Anders Swenson reviewed Dwarves for Different Worlds magazine and stated that "In summary, Dwarves does not live up to its pretentious format or heavy price tag. The world still awaits the definitive book on dwarfs."

Robert Dale reviewed Dwarves for White Dwarf #57, giving the book a rating of 3 out of 10 overall. He called Dwarves "execrable, excruciating and extortionate", stating that "the price should dissuade any self-respecting gamer" from buying it. He commented, "Note the 'scientific' attitude to gaming, an attitude surely inconsistent with the fantasy element of role-playing.

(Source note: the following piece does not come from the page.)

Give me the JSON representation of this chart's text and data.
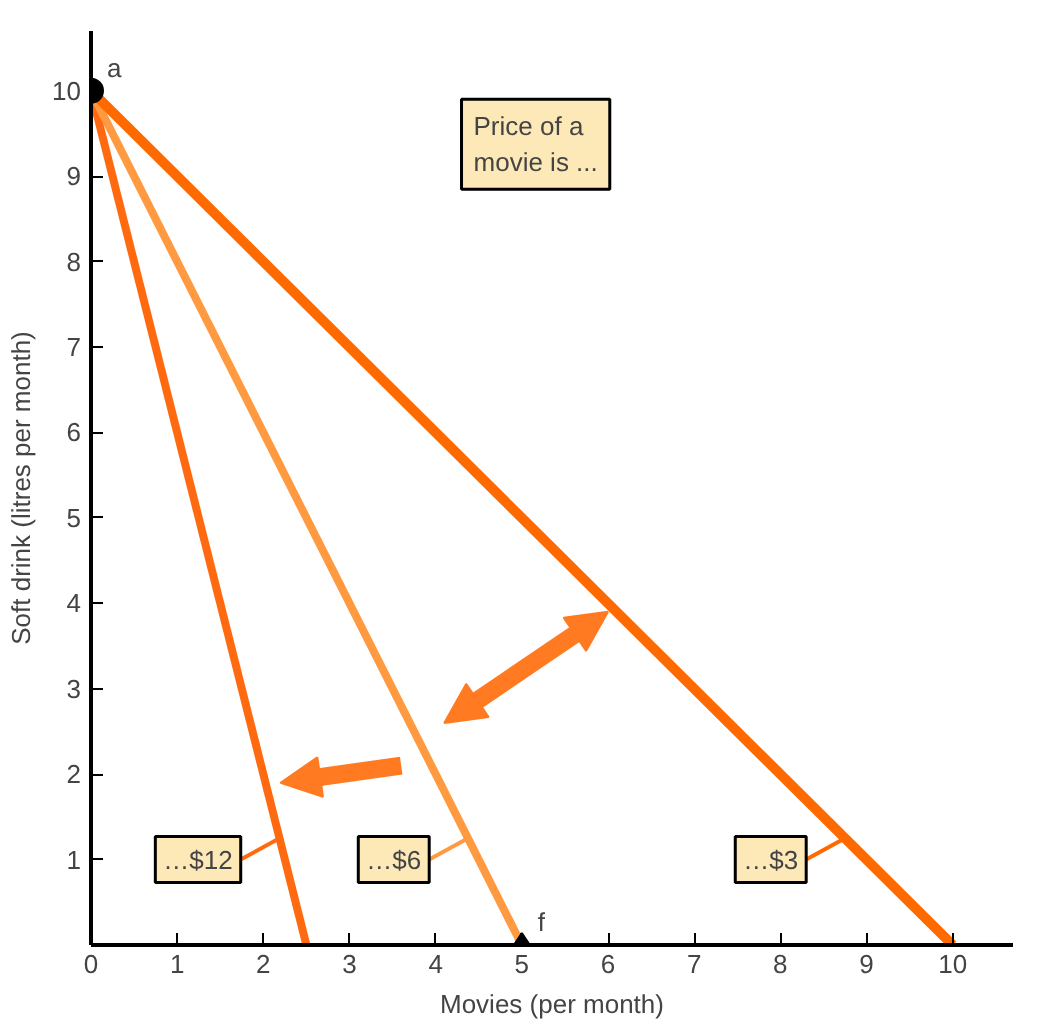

The approach which you that Dwarven sex-equality was established during the years 2690-2143BP only serves to demystify the mysterious". He felt that the purpose of the book, to aid roleplaying, is negated by the pseudo-scientific style in which the material is presented, "for prospective Dwarves must search a pudding of 'facts' to recover any useful material". He found that the adventures in the book were not specifically designed for dwarves. Dale concluded that Dwarves was a "merely amateur" rehashing of "widely current material lacking the redeeming features of a coherent setting or adequate presentation."